I think my point is, I’m not interested in user analytics.
I don't want to learn vim because back in the day I learned vi and that's enough for me :) (I used to know how to use ex and ed well too, but fortunately I can't think of the last time I was forced to resort to line at a time editors.)
I used to want to know Drupal but fortunately I no longer have to deal with anything like that professionally.
Not interested in Ruby.
No Haskell. (Tried once, briefly, broke a tooth.)
I would say nothing that never reaches the break even point between investment and increased productivity (or what ever the gain is).
The problem is you often don't know it beforehand and therefore in my opinion something you definitely want to learn is how to fold a bad hand (or skill).
I'm happy to see that you're also not interested in devops and lower level languages :) I had the same idea in mind a couple of years ago when I was building and setting up the production node.js environment at work. That led me to develop stormkit.io which was built exactly with this use case in mind: Just focus on your code, and get your production-ready environment out of the box. It's still in the alpha stage, so I'd be super happy to hear your feedback.
To answer the question asked: I'm not interested in learning anything that's documented exclusively in 1000 page PDFs. (Encountered 2 such systems at my last job and found it highly demoralizing. 😬)
On the VIM tangent…
For anyone who's in the "I'll learn VIM when I've got tons of free time and feel somehow inspired to slog through the VIM tutorial," check out vim-adventures.com! (No affiliation.)
I started the tutorial twice without finishing before stumbling on this surprisingly-entertaining game. It had 12 levels, rather than 13, at the time, and I finished them all over the course of a few days and came out with skills I thought would be forever beyond my reach!
The first 3 levels — which are free with no account creation necessary — give you a good feel for it, along with the basics needed to begin to "feel" what VIM motions can do.

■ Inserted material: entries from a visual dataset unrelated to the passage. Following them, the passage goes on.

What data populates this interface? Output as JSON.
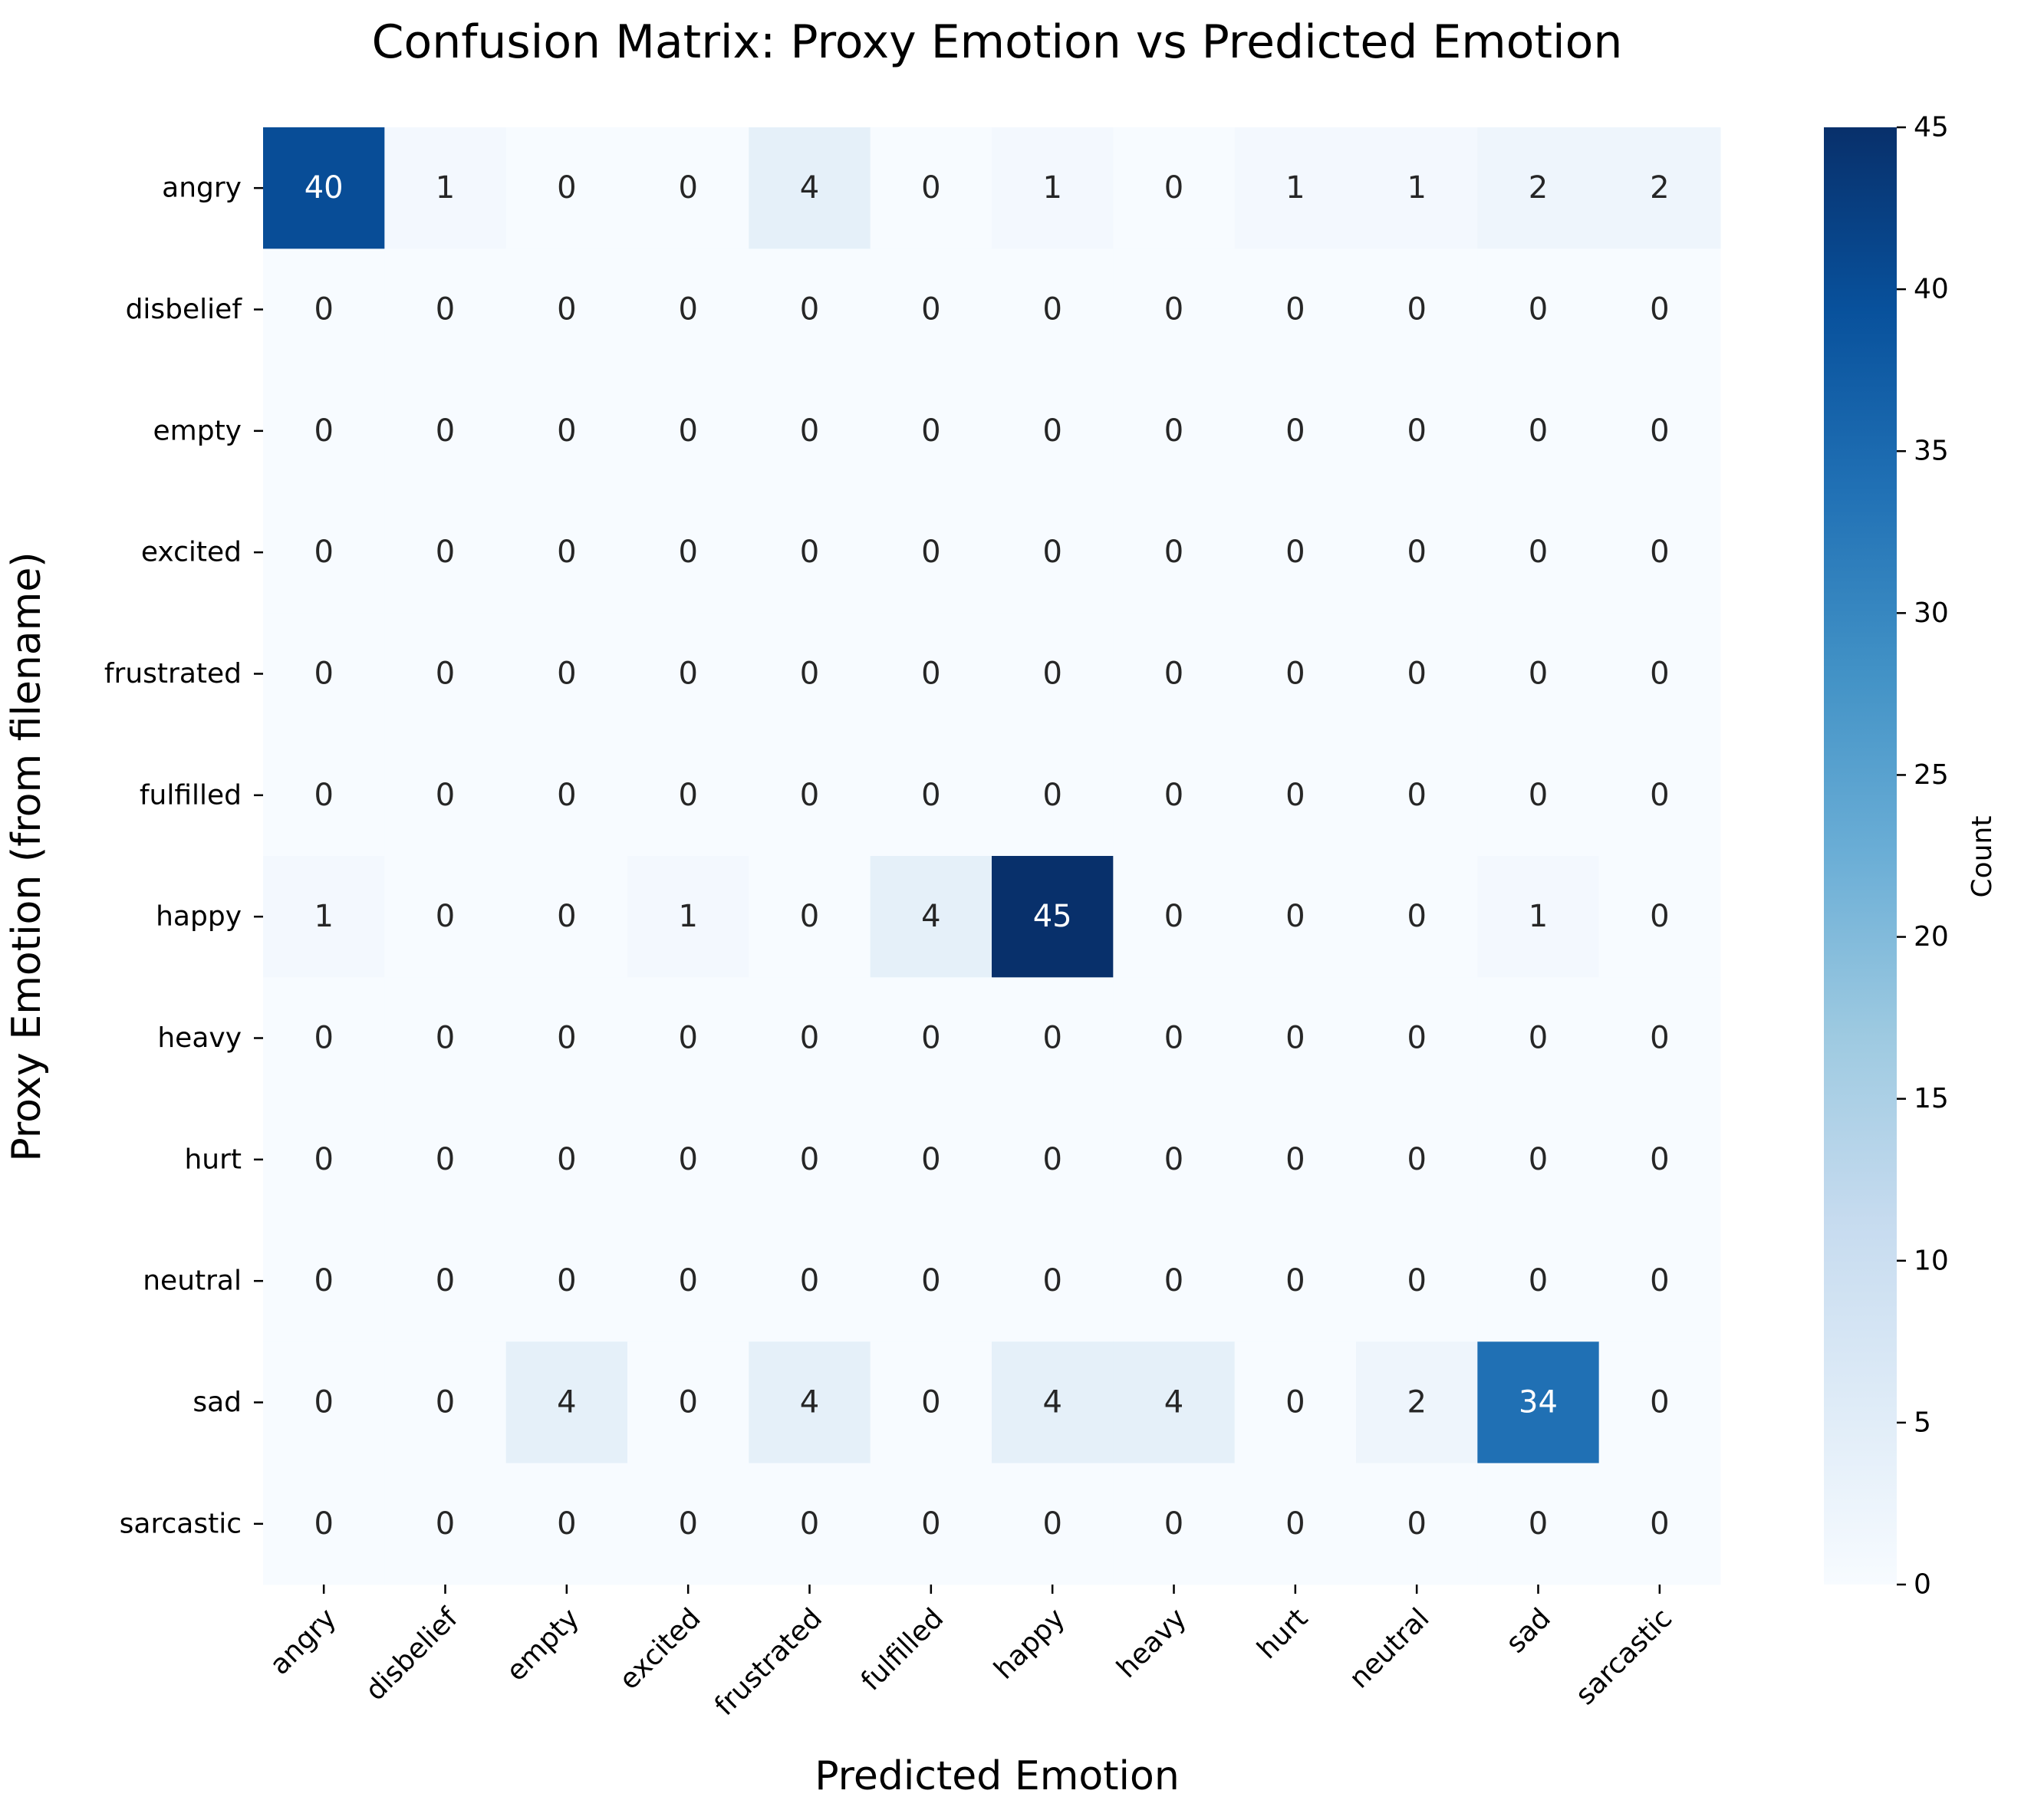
{
  "chart_data": {
    "type": "heatmap",
    "title": "Confusion Matrix: Proxy Emotion vs Predicted Emotion",
    "xlabel": "Predicted Emotion",
    "ylabel": "Proxy Emotion (from filename)",
    "x_categories": [
      "angry",
      "disbelief",
      "empty",
      "excited",
      "frustrated",
      "fulfilled",
      "happy",
      "heavy",
      "hurt",
      "neutral",
      "sad",
      "sarcastic"
    ],
    "y_categories": [
      "angry",
      "disbelief",
      "empty",
      "excited",
      "frustrated",
      "fulfilled",
      "happy",
      "heavy",
      "hurt",
      "neutral",
      "sad",
      "sarcastic"
    ],
    "values": [
      [
        40,
        1,
        0,
        0,
        4,
        0,
        1,
        0,
        1,
        1,
        2,
        2
      ],
      [
        0,
        0,
        0,
        0,
        0,
        0,
        0,
        0,
        0,
        0,
        0,
        0
      ],
      [
        0,
        0,
        0,
        0,
        0,
        0,
        0,
        0,
        0,
        0,
        0,
        0
      ],
      [
        0,
        0,
        0,
        0,
        0,
        0,
        0,
        0,
        0,
        0,
        0,
        0
      ],
      [
        0,
        0,
        0,
        0,
        0,
        0,
        0,
        0,
        0,
        0,
        0,
        0
      ],
      [
        0,
        0,
        0,
        0,
        0,
        0,
        0,
        0,
        0,
        0,
        0,
        0
      ],
      [
        1,
        0,
        0,
        1,
        0,
        4,
        45,
        0,
        0,
        0,
        1,
        0
      ],
      [
        0,
        0,
        0,
        0,
        0,
        0,
        0,
        0,
        0,
        0,
        0,
        0
      ],
      [
        0,
        0,
        0,
        0,
        0,
        0,
        0,
        0,
        0,
        0,
        0,
        0
      ],
      [
        0,
        0,
        0,
        0,
        0,
        0,
        0,
        0,
        0,
        0,
        0,
        0
      ],
      [
        0,
        0,
        4,
        0,
        4,
        0,
        4,
        4,
        0,
        2,
        34,
        0
      ],
      [
        0,
        0,
        0,
        0,
        0,
        0,
        0,
        0,
        0,
        0,
        0,
        0
      ]
    ],
    "colorbar": {
      "label": "Count",
      "range": [
        0,
        45
      ],
      "ticks": [
        0,
        5,
        10,
        15,
        20,
        25,
        30,
        35,
        40,
        45
      ]
    },
    "colormap": "Blues",
    "colors": [
      "#f7fbff",
      "#deebf7",
      "#c6dbef",
      "#9ecae1",
      "#6baed6",
      "#4292c6",
      "#2171b5",
      "#08519c",
      "#08306b"
    ]
  }
}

As a matter of principle, I generally hate to endorse products in open forums, but this one's worth making an exception as it's rare to find anything that makes learning a dry technical skill feel not just fun, but effortless.
-> Front End and UX stuff
-> TOTALLY VIM, it scares me
Networking , robotics , block chain , AI , Design
To stay on the topic though, I don't really have any desire to learn Ruby in any more depth than I already have unless there's a project or reason for me to do it, nor objective-c as I already know several c based languages and swift is slated to replace it anyway and I know enough to be able to context switch to knowing it as well as most programers in 1-3 days.